If you’re only trying to ensure that all possible pairs appear at least once in a subset, rather than all triplets, this called a block design in combinatorics. Specifically, you want a “balanced incomplete block design” of type (b, 45, r, 5, lambda). If you look at the equations near the top of the Wiki page, you’ll see that you end up with r = 11*lambda and b = 9r; this means that the smallest block design must have 99 subsets.
Further down in the wiki article, there’s a bit about the generalization to t-designs; your original problem is a 3-design with (v,k,lambda) = (45,5,lambda). If such a design exists for lambda = 1, and I’m interpreting those equations correctly, it has to have b[sub]0[/sub] = 1419 sets in it.
The actual construction of such a design is another question, though. I’ll ponder it a little more during the day today if I have time, but hopefully I’ve given you something to get the ball rolling if you want to research this further.
The block-design inequalities provide lower bounds, but these are not always achievable. It’s not too hard to show that they can’t be satisfied in this case: a 1419-set solution doesn’t exist. The bound of 1419 assumes that each subset of three elements occurs in exactly one 5-element subset (= “block”), so we just have to show that some 3-subsets must occur in more than one block.
There are 43 distinct subsets of three elements where two of the elements (call them x and y) are given. Each block containing both x and y contains three other elements, so it provides exactly three of these 3-subsets. So the number of such subsets generated by any list of blocks is divisible by 3. Since 43, the number of distinct 3-subsets containing x and y, is not divisible by 3, at least one of these 3-subsets must be repeated.
Clearly then we need at least 15 blocks containing x and y, giving 45 3-subsets (with two repeats). This improves the lower bound (45 choose 3)/(5 choose 3)=1419 to 1419*45/43=1485. I don’t know if this bound is achievable either, though.
This, of course, means that you’ll have what’s called a “covering design” — specifically, a design where all subsets of a given size occur at least lambda times, rather than exactly lambda times.

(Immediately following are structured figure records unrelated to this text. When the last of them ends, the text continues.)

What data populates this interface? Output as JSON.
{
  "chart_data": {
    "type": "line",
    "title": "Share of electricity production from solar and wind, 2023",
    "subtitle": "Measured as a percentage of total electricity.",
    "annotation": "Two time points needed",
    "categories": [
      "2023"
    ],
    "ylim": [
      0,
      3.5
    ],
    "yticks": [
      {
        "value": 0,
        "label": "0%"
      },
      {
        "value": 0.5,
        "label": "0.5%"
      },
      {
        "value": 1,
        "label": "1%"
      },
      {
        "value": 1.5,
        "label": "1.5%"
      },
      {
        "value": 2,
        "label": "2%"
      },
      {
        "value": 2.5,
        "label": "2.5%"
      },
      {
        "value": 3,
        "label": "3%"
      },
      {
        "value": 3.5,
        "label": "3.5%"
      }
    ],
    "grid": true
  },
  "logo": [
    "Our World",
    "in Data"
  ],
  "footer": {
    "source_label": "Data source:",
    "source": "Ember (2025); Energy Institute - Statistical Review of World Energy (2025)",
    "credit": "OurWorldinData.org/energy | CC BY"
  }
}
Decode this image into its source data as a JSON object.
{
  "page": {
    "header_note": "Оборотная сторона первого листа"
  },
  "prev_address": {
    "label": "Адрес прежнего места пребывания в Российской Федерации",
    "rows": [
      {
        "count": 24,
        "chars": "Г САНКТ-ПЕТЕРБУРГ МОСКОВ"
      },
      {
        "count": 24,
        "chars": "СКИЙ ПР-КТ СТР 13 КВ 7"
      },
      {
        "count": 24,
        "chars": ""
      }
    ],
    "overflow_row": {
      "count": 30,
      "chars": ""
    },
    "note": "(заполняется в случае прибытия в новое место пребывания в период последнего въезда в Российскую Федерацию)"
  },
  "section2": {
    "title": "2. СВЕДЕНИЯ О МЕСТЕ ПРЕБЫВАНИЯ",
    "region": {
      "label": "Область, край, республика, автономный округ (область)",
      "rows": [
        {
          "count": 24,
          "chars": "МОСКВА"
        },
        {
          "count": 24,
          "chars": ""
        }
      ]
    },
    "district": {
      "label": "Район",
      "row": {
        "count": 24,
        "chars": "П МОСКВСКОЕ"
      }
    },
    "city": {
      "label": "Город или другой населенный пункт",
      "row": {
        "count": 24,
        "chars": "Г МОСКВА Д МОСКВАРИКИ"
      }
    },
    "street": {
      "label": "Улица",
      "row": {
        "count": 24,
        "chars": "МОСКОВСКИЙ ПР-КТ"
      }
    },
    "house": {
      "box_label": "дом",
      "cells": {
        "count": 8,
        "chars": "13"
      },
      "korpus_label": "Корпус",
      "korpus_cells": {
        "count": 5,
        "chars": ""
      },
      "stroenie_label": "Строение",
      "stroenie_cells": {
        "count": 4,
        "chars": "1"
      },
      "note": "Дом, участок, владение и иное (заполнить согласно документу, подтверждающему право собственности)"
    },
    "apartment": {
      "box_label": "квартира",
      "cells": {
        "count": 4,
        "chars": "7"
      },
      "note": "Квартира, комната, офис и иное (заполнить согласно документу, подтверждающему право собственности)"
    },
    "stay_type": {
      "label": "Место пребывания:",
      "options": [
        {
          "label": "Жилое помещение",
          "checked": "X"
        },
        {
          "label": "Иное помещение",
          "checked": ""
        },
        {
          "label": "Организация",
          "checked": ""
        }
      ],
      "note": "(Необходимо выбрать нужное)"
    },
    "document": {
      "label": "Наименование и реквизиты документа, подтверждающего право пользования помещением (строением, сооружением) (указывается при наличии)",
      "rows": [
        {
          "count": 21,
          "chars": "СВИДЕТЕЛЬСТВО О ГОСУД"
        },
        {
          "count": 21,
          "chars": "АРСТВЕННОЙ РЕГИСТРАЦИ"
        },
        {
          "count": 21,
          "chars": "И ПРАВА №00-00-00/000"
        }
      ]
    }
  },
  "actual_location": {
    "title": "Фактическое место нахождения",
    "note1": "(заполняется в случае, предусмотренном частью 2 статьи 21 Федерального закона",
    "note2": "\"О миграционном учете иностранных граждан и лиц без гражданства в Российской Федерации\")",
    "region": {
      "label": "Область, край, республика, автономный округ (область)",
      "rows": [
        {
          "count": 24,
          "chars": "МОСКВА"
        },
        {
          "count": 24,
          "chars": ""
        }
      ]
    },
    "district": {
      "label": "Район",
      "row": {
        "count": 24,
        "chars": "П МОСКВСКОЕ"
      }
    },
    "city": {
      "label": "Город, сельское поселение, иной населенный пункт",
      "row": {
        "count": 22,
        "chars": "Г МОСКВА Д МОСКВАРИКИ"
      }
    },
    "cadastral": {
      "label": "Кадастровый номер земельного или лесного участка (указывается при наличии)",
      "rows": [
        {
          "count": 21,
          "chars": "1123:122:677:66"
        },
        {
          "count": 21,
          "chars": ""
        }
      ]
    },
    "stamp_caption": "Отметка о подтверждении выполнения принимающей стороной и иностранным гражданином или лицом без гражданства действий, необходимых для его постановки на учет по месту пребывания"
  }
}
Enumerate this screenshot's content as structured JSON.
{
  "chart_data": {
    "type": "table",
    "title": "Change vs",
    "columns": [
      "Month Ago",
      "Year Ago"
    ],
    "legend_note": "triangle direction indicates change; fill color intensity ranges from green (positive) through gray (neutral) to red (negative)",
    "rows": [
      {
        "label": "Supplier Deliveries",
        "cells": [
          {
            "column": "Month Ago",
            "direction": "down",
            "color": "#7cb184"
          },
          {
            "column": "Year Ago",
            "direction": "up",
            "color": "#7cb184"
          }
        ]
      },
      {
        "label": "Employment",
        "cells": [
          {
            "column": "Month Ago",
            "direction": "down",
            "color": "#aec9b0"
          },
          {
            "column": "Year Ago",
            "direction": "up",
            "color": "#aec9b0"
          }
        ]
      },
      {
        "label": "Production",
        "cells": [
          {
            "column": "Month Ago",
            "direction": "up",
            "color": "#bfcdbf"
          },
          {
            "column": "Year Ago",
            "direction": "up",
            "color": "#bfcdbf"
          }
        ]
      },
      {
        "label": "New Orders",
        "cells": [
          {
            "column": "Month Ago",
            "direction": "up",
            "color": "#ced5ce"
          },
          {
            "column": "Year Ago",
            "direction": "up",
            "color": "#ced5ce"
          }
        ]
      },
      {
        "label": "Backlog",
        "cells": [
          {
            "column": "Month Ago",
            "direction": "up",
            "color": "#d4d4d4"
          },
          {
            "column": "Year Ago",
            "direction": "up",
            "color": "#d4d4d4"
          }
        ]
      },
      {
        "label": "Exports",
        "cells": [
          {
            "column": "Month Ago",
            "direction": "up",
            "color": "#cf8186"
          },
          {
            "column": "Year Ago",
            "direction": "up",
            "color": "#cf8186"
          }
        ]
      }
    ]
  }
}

Believe it or not, there’s a catalog of these available online, complete with a size-1617 covering design for t = 3, k = 5, v = 45.
Now that I’ve had a chance to look at this, no, this isn’t what I’m looking for. The De Bruijn sequence is meant for ordered sequences, whereas my problem deals with unordered groups. (For me, 1 2 and 2 1 are the same group, whereas they are 2 different sequences in De Bruijn.)